Lorsqu'elle revint dans son propre bureau, Hermione se retint de parler de ses soupçons à la chef du magenmagot. D'un, son impression concernant de Malefoy n'était qu'une supposition, une première supposition. De deux, elle ne voulait pas non plus que ses sentiments à son égard altèrent son jugement. Elle préféra donc s'asseoir sur sa chaise en silence. Elle ouvrit le dossier rouge et nota tout ce qu'il lui semblait important, sans oublier de mentionner Malefoy. Lorsqu'elle le referma, Becker s'était levée pour se rapprocher d'elle.
- L'audience de dix-huit heures a été avancée, nous devons y être dans trente minutes, déclara-t-elle en consultant sa montre.
Hermione se releva aussitôt et suivit Becker dans le long couloir menant aux ascenseurs. Leur route se fit dans un silence total, ce qui parut étrange à Hermione. Elles montèrent dans l'ascenseur et en ressortirent toujours dans le même silence. Alors qu'elles approchaient de la salle d'audience, Becker s'arrêta pour faire face à Hermione.
- Connais-tu bien le cas qui va se présenter à nous ? Questionna-t-elle.
- Bien sûr, répondit Hermione. Il s'agit de Serena Calvin, élève en dernière année à Dumstrang. Elle a été surprise entrain de lancer le sortilège Doloris sur l'une de ses camarades de classe. L'école Dumstrang a rapporté que le comportement de la jeune fille avait toujours été déviant, malgré le fait qu'elle n'ait jamais dépassé une telle limite avant ça. Le sort a été lancé dans l'enceinte de son école, un soir.
- Quelle sentence donnerais-tu ?
- Pour commencer, l'exclusion définitive de son école et l'interdiction de rejoindre n'importe quel autre établissement. Ensuite, étant majeur, elle sera envoyé à Ask..
- Non, la coupa Becker. Nous allons la renvoyer de Dumstrang, mais ce sera sa seule punition parmi toutes celles que tu viens de citer.
- Pardon ? S'exclama Hermione choquée.
- En plus de son renvoie, il faut lui trouver une autre punition, mais qui ne condamnera pas son avenir.

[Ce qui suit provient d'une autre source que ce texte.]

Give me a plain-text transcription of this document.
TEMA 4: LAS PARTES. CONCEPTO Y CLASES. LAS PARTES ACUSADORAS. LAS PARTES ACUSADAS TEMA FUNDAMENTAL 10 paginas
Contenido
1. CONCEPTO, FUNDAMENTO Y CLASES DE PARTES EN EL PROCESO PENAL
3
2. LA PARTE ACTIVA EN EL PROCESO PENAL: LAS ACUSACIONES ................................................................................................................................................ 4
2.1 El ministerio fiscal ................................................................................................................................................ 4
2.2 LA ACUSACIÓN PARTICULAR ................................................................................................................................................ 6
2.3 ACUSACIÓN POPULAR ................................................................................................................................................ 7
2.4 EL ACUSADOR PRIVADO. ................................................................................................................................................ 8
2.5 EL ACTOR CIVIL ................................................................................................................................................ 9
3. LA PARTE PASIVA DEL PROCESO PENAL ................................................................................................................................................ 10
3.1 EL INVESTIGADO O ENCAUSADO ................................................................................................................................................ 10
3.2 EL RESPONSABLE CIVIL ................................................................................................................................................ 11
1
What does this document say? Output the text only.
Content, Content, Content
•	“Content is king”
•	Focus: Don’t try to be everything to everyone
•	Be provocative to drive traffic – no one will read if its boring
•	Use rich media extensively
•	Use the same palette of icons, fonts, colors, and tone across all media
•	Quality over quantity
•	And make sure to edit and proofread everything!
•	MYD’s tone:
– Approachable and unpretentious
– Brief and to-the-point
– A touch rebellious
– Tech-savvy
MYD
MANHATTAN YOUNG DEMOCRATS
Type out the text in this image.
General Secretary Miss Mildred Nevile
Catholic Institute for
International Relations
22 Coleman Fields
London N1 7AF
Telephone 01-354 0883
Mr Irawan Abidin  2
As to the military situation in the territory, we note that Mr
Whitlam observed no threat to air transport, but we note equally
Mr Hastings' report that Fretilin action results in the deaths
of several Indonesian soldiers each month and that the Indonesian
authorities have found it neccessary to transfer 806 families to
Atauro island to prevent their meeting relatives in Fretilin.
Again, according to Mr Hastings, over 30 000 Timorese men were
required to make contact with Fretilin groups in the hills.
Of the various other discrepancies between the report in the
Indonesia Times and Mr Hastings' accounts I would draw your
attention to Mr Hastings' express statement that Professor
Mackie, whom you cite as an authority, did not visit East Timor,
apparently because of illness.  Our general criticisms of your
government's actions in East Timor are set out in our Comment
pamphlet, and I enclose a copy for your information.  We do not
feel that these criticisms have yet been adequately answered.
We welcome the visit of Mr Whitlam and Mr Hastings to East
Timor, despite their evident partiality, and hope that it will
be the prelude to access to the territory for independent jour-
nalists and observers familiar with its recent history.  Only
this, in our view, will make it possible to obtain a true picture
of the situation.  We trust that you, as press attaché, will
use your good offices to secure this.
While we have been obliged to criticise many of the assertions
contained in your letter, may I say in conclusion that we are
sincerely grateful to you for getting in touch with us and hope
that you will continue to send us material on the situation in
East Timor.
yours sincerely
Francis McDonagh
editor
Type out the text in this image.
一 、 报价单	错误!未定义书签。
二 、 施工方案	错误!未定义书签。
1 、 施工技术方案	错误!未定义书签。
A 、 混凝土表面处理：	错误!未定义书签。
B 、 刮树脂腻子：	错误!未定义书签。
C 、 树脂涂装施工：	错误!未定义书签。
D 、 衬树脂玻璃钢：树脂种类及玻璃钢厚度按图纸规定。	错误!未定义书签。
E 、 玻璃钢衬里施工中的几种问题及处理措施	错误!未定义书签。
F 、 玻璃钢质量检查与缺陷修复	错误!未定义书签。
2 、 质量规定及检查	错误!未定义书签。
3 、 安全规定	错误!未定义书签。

Hermione s'apprêta à répliquer lorsque la jeune fille en question passa près d'elles. Hermione la reconnut aussitôt grâce à la photo qui illustrait son dossier. Elle avait de long cheveux roux extraordinairement raides qui lui descendait jusqu'aux fesses et de petit yeux foncés qui contrastaient avec la blancheur de sa peau. Elle leur adressa un bref regard apeuré avant de les dépasser. Elle n'était cependant pas seule, un homme massif, au regard dur, l'accompagnait. Ce dernier s'arrêta à leur hauteur.
- Bonjour Alicia, la salua l'homme d'une voix mielleuse et dure à la fois, en lui serrant fermement la main.
- Bonjour Andrei, lui répondit Becker en souriant. Je vous présente Hermione Granger, mon adjointe.
L'homme serra la main d'Hermione, puis fit signe à Serena Calvin de s'éloigner pour les laisser seuls.
- Ces sales gosses...grogna-t-il. On leur donne tout ce dont ils ont besoin, on cède à tous leurs caprices et ils trouvent toujours le moyen de faire des bêtises.
Hermione faillit s'étouffer. « Des bêtises » ? Serena Calvin avait torturé quelqu'un !
- Ne vous en faites pas Andrei, je connais bien ce par quoi votre fille est passée. Elle a beau être majeure sur le papier, elle n'en reste pas moins une enfant. Par contre, je ne pourrais pas passer outre son renvoie. Pour le reste, faites-moi confiance.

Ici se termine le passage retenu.